Many a politician, or political hopeful, has discovered to his own detriment the truth of this statement; and at the same time they are just as many who must still smile at their good fortune when they recall their rise to some position of power or great influence.
Barbados is now in the middle of what will, without doubt, turn out to be a do or die election for at least one of its political leaders. One does not have to extrapolate too much to conclude that should Prime Minister Freundel Stuart lose this election the probability of him leading the Democratic Labour Party afterward is slim to zero.
Similarly, should Owen Arthur fail to take the bacon on this his comeback attempt it is all but certain that he too will be at the end of his days as party leader.
The problem here is that only one can win!
Which bring us to the main thrust of our utterances. All the rabble rousing from the platform aside, a key tool for winning the votes of persons who don’t see themselves as committed to either the BLP or the DLP will be the election manifestos.
And here’s where the week in politics comes in. While DLP spokesman Chris Sinckler has been quoted in the press as saying his party will release its election manifesto next week, we have had no public declaration of a release date from the Bees.
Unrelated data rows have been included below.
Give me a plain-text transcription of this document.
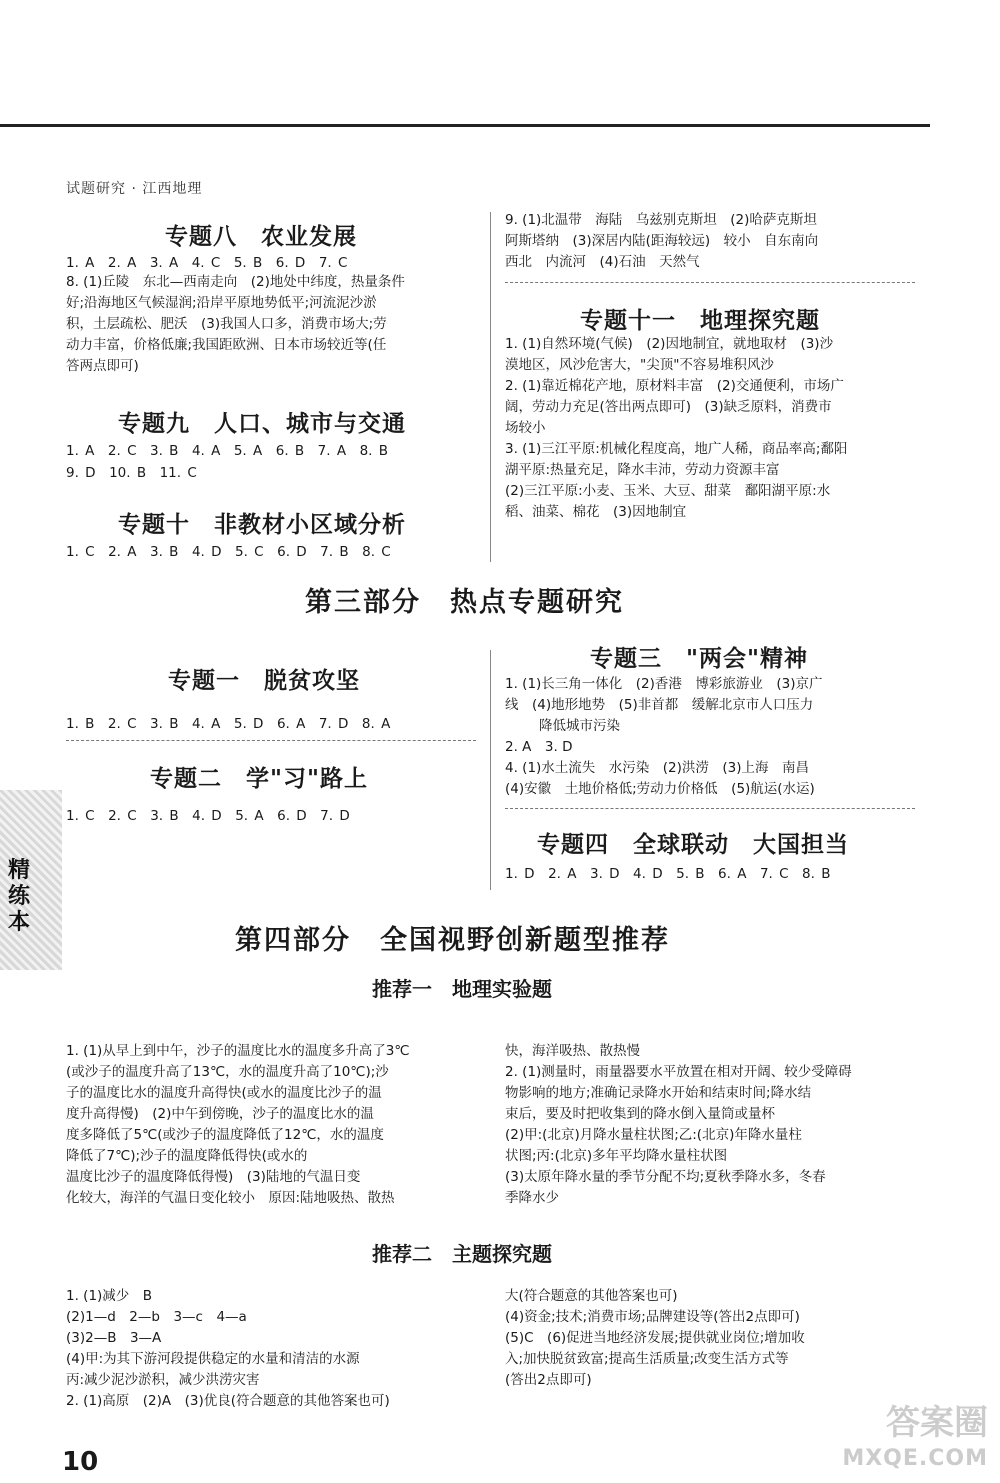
试题研究 · 江西地理
专题八　农业发展
1. A　2. A　3. A　4. C　5. B　6. D　7. C
8. (1)丘陵　东北—西南走向　(2)地处中纬度，热量条件
好;沿海地区气候湿润;沿岸平原地势低平;河流泥沙淤
积，土层疏松、肥沃　(3)我国人口多，消费市场大;劳
动力丰富，价格低廉;我国距欧洲、日本市场较近等(任
答两点即可)
专题九　人口、城市与交通
1. A　2. C　3. B　4. A　5. A　6. B　7. A　8. B
9. D　10. B　11. C
专题十　非教材小区域分析
1. C　2. A　3. B　4. D　5. C　6. D　7. B　8. C
9. (1)北温带　海陆　乌兹别克斯坦　(2)哈萨克斯坦
阿斯塔纳　(3)深居内陆(距海较远)　较小　自东南向
西北　内流河　(4)石油　天然气
专题十一　地理探究题
1. (1)自然环境(气候)　(2)因地制宜，就地取材　(3)沙
漠地区，风沙危害大，"尖顶"不容易堆积风沙
2. (1)靠近棉花产地，原材料丰富　(2)交通便利，市场广
阔，劳动力充足(答出两点即可)　(3)缺乏原料，消费市
场较小
3. (1)三江平原:机械化程度高，地广人稀，商品率高;鄱阳
湖平原:热量充足，降水丰沛，劳动力资源丰富
(2)三江平原:小麦、玉米、大豆、甜菜　鄱阳湖平原:水
稻、油菜、棉花　(3)因地制宜
第三部分　热点专题研究
专题一　脱贫攻坚
1. B　2. C　3. B　4. A　5. D　6. A　7. D　8. A
专题二　学"习"路上
1. C　2. C　3. B　4. D　5. A　6. D　7. D
专题三　"两会"精神
1. (1)长三角一体化　(2)香港　博彩旅游业　(3)京广
线　(4)地形地势　(5)非首都　缓解北京市人口压力
降低城市污染
2. A　3. D
4. (1)水土流失　水污染　(2)洪涝　(3)上海　南昌
(4)安徽　土地价格低;劳动力价格低　(5)航运(水运)
专题四　全球联动　大国担当
1. D　2. A　3. D　4. D　5. B　6. A　7. C　8. B
精练本
第四部分　全国视野创新题型推荐
推荐一　地理实验题
1. (1)从早上到中午，沙子的温度比水的温度多升高了3℃
(或沙子的温度升高了13℃，水的温度升高了10℃);沙
子的温度比水的温度升高得快(或水的温度比沙子的温
度升高得慢)　(2)中午到傍晚，沙子的温度比水的温
度多降低了5℃(或沙子的温度降低了12℃，水的温度
降低了7℃);沙子的温度降低得快(或水的
温度比沙子的温度降低得慢)　(3)陆地的气温日变
化较大，海洋的气温日变化较小　原因:陆地吸热、散热
快，海洋吸热、散热慢
2. (1)测量时，雨量器要水平放置在相对开阔、较少受障碍
物影响的地方;准确记录降水开始和结束时间;降水结
束后，要及时把收集到的降水倒入量筒或量杯
(2)甲:(北京)月降水量柱状图;乙:(北京)年降水量柱
状图;丙:(北京)多年平均降水量柱状图
(3)太原年降水量的季节分配不均;夏秋季降水多，冬春
季降水少
推荐二　主题探究题
1. (1)减少　B
(2)1—d　2—b　3—c　4—a
(3)2—B　3—A
(4)甲:为其下游河段提供稳定的水量和清洁的水源
丙:减少泥沙淤积，减少洪涝灾害
2. (1)高原　(2)A　(3)优良(符合题意的其他答案也可)
大(符合题意的其他答案也可)
(4)资金;技术;消费市场;品牌建设等(答出2点即可)
(5)C　(6)促进当地经济发展;提供就业岗位;增加收
入;加快脱贫致富;提高生活质量;改变生活方式等
(答出2点即可)
10
答案圈
MXQE.COM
However, we don’t anticipate that either party will retain the secrecy of the document beyond next weekend.
Assuming that manifestos are released next Sunday night at the latest, that leaves Barbadians with three days to read and digest what is promised, since voting will begin promptly at 6 a.m. Thursday. Under no circumstances can that be considered reasonable, particularly given what became of the DLP’s from last election, and the circumstances that are likely to confront whoever takes the reins of power.
We readily accept that neither party wants such a vital document in the public domain so early that its opponents can effectively rubbish its contents. But Barbados is a well educated society and its people are not incapable of seeing beyond the rhetoric that is offered just for the sake of partisan political gain.
Additionally, nationally we have invested too much in our academic community for us not to put them on the spot when it comes to offering critical, non-partisan analysis of what is offered in an effort to help the less savvy or aware make up their minds.
One only needs to take a glance back at the last United States presidential election to see how the proposals of both Barak Obama and Mitt Romney were held up to intense scrutiny, forcing them to offer much more than broad outlines.
Unlike the 2008 election when there was some disputing and uncertainty about where the global economy, and by extension the Barbados economy, was heading, this time around we have had five years of depression and the benefit of a much more enlightened world media to help put things in perspective.
No Government at this stage should be able to get way with a “we did not know” statement because each voter should be able to say ahead of polling that he or she will not rubber-stamp a flawed plan.
One week, is not enough to subject a manifesto to the intense scrutiny it deserves and it is about time our two major parties start acting in a manner that respects this position. Take your licks and let truly enlightened people vote.